О, и тут батюшка спасает! Оказывается, он привёз и поставил у стола пятилитровую бутыль с водой. Не давал мне тащить. А солнышко её высветило. Прямо на колени перед ней встал, накренил, налил в кружку. Боялся пить: затошнит, но всё хорошо. Попил глоточками. Ещё попил. Желудок благодарно отозвался. То есть я почувствовал, как вода оживляет меня. Да, так. Оживляет. Ну, оживи и дальше, чтобы до берёзы дойти.

Полежу. Плохо, что вода холодная, внутри холодно. Лежи, в могиле ещё холоднее.

Полежал. Думал. Как понять, что вот именно моя душа пришла в этот мир? Господи, за что мне такая милость и благодать? Я ли должен был видеть эти облака, этот весенний широкий разлив, эти сухие, умирающие травы и эти стрелки-иголочки новых зелёных травинок, я ли? Господи, как всегда легко и привольно дышалось под небесами Твоими. И какой краткой оказалась жизнь, как мало успел. Успел только понять: какая у нас коротенькая жизнь! Мгновенная.

И в эти мгновения, составляя опись сотворённого Богом мира, в который Он поместил меня, думал, что надо в неё вставить и залетевшего в домик шмеля, который упрямо таранит воздух в избушке – сердится, значит, на меня: откуда я вдруг взялся в его привычном мире? Или просит выпустить? Ничего, мы с ним подружимся. А как изобразить в словах полёт умирающего в полёте, догорающего сухого листочка? Вчера же удалось немного разжечь костёрик.

Да! Вот где сухие дрова – в костерке. Он загас, но всякие ветки в нём и щепки высохли. Надо за ними. Не истоплю печь – окочурюсь. Уже и кашель налетает. Тяжёлый, сухой. Надрывный. Знаю, под утро будет ещё сильнее мучить.

И вот – первая победа. Сходил, еле-еле дотащился до груды мусора, около которой разжигал костёр, постоял, отдышался. Запах костра, такой родной с детства, тоже воскрешает. Река ещё и ещё размахнулась в размерах, подпирает мой высокий берег, а низкий весь затоплен. Островки деревьев.
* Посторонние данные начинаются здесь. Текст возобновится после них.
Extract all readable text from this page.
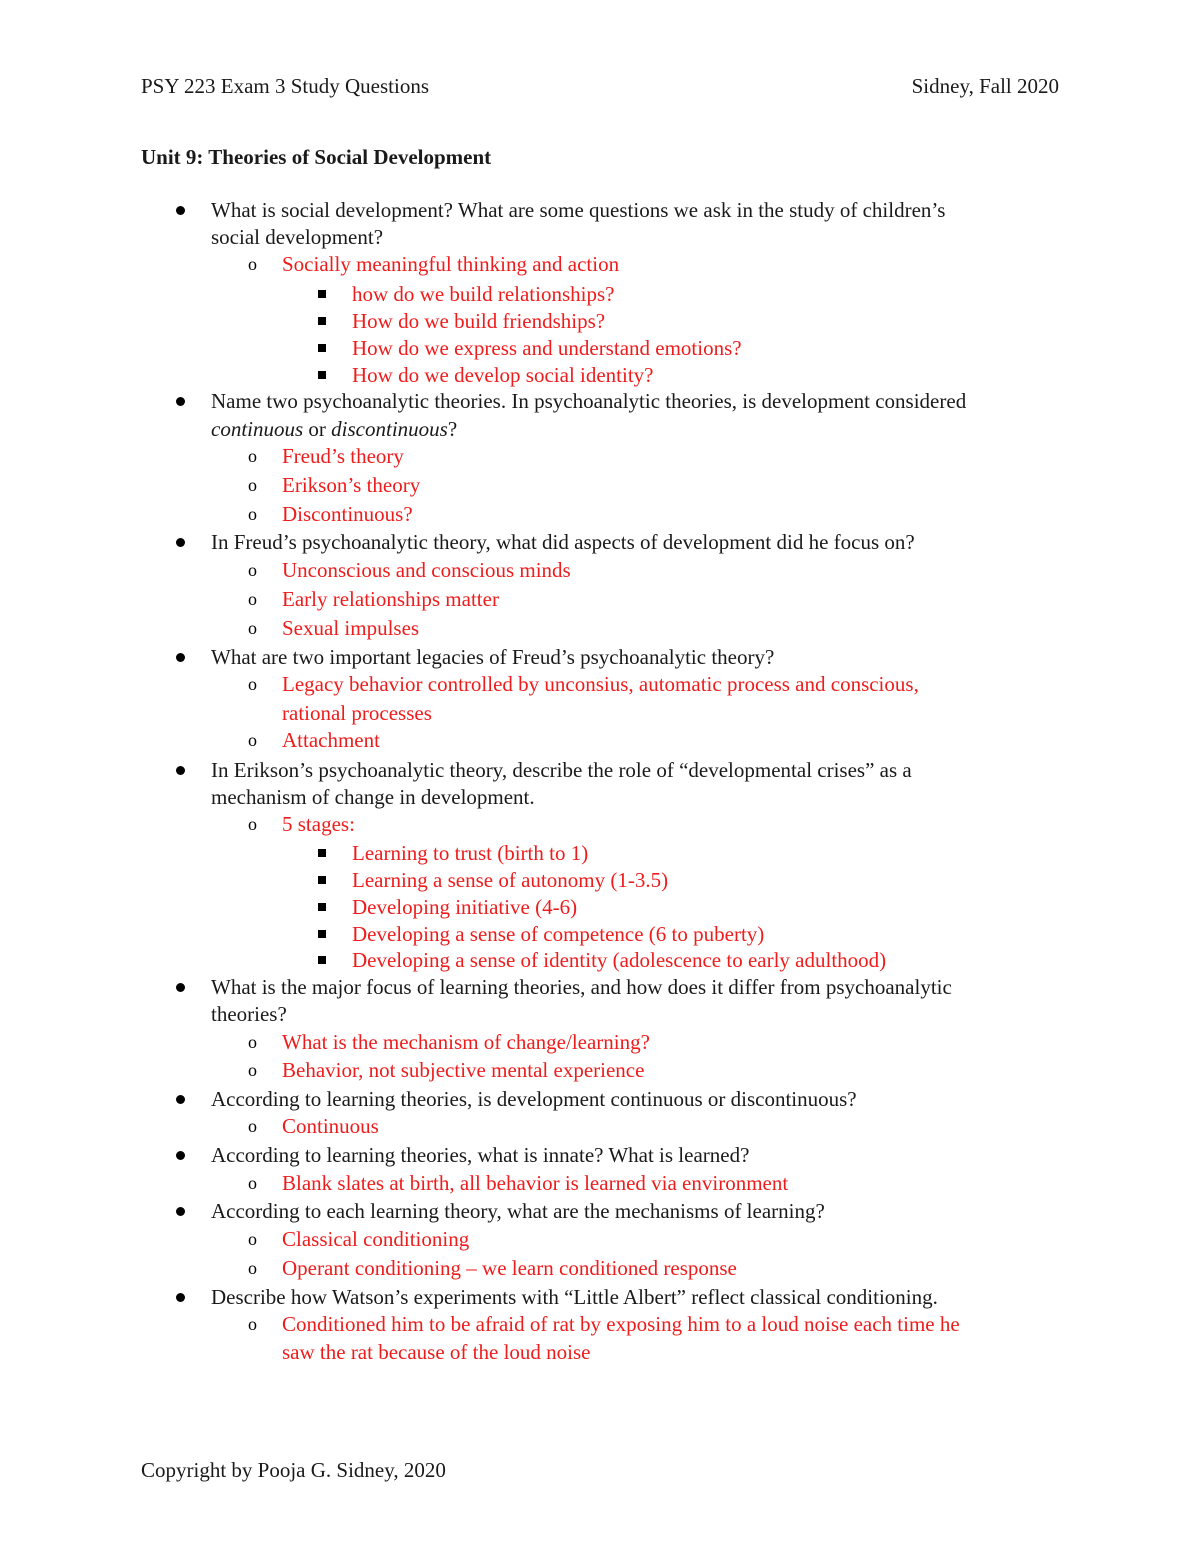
PSY 223 Exam 3 Study Questions	Sidney, Fall 2020
Unit 9: Theories of Social Development
What is social development? What are some questions we ask in the study of children’s
social development?
o Socially meaningful thinking and action
how do we build relationships?
How do we build friendships?
How do we express and understand emotions?
How do we develop social identity?
Name two psychoanalytic theories. In psychoanalytic theories, is development considered
continuous or discontinuous?
o Freud’s theory
o Erikson’s theory
o Discontinuous?
In Freud’s psychoanalytic theory, what did aspects of development did he focus on?
o Unconscious and conscious minds
o Early relationships matter
o Sexual impulses
What are two important legacies of Freud’s psychoanalytic theory?
o Legacy behavior controlled by unconsius, automatic process and conscious,
rational processes
o Attachment
In Erikson’s psychoanalytic theory, describe the role of “developmental crises” as a
mechanism of change in development.
o 5 stages:
Learning to trust (birth to 1)
Learning a sense of autonomy (1-3.5)
Developing initiative (4-6)
Developing a sense of competence (6 to puberty)
Developing a sense of identity (adolescence to early adulthood)
What is the major focus of learning theories, and how does it differ from psychoanalytic
theories?
o What is the mechanism of change/learning?
o Behavior, not subjective mental experience
According to learning theories, is development continuous or discontinuous?
o Continuous
According to learning theories, what is innate? What is learned?
o Blank slates at birth, all behavior is learned via environment
According to each learning theory, what are the mechanisms of learning?
o Classical conditioning
o Operant conditioning – we learn conditioned response
Describe how Watson’s experiments with “Little Albert” reflect classical conditioning.
o Conditioned him to be afraid of rat by exposing him to a loud noise each time he
saw the rat because of the loud noise
Copyright by Pooja G. Sidney, 2020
Притащил дровишек. Мало. Но начать топку – великое дело. Открыл отдушину, вьюшку. Скомкал сухую газету, поджёг свечкой. Горит, но дым идёт не в трубу – в избу. Ахает из дверцы, сквозит из плиты – прямо дымовая завеса, дышать нечем. Как ты, мой шмель, жив ли? Выполз на крыльцо, дверь оставил открытой. Отдышался, пошагал опять за дровами.

…Сознание опять терял. Всё же ненадолго, так как дрова не успели прогореть. Поставил чайник, насовал в печку дровишек, бывших досок, реек, веток.

Ещё победа – чайник согрелся, заговорил со мной трясущейся крышкой. Чай у меня хороший. Заварил в кружке.

Прошу Ангела Хранителя гнать от меня плохие мысли. Вот, милый ангел, где мы с тобой. Прости, тебе со мной всегда было несладко.

Кашляю до стона. Понимаю, что меня так за грехи треплет. Хоть бы только не умереть. А и умру. Недавно же, перед поездкой, причащался. Слава Богу.

Постоянная судорога мыслей, лица, мелькающие в сознании, вина перед всеми – как это понять? А так и понять, что вина перед всеми, то есть перед Богом.

Господи, Твоя воля, пока живу: лампада горит, иконы со мною, в окне часовня, под обрывом растущая мощь прибывающей воды.

В избе всё теплее, а мне всё холоднее.

Молитва перед едой. Чай дымится в кружке, подсластил. Размочил хлебушек, потихоньку съел немного. Больше пока не буду, пусть приживётся.

Не буду и гадать, какой день, какое число на дворе. Батюшка сказал, что приедет в субботу утром. Может, она завтра и есть. Хотя бы уснуть.

Так мне и надо. Может, от этих страданий грехи изглаживаются? Чего захотел! Какие это страдания, кожу с тебя, что ли, сдирают?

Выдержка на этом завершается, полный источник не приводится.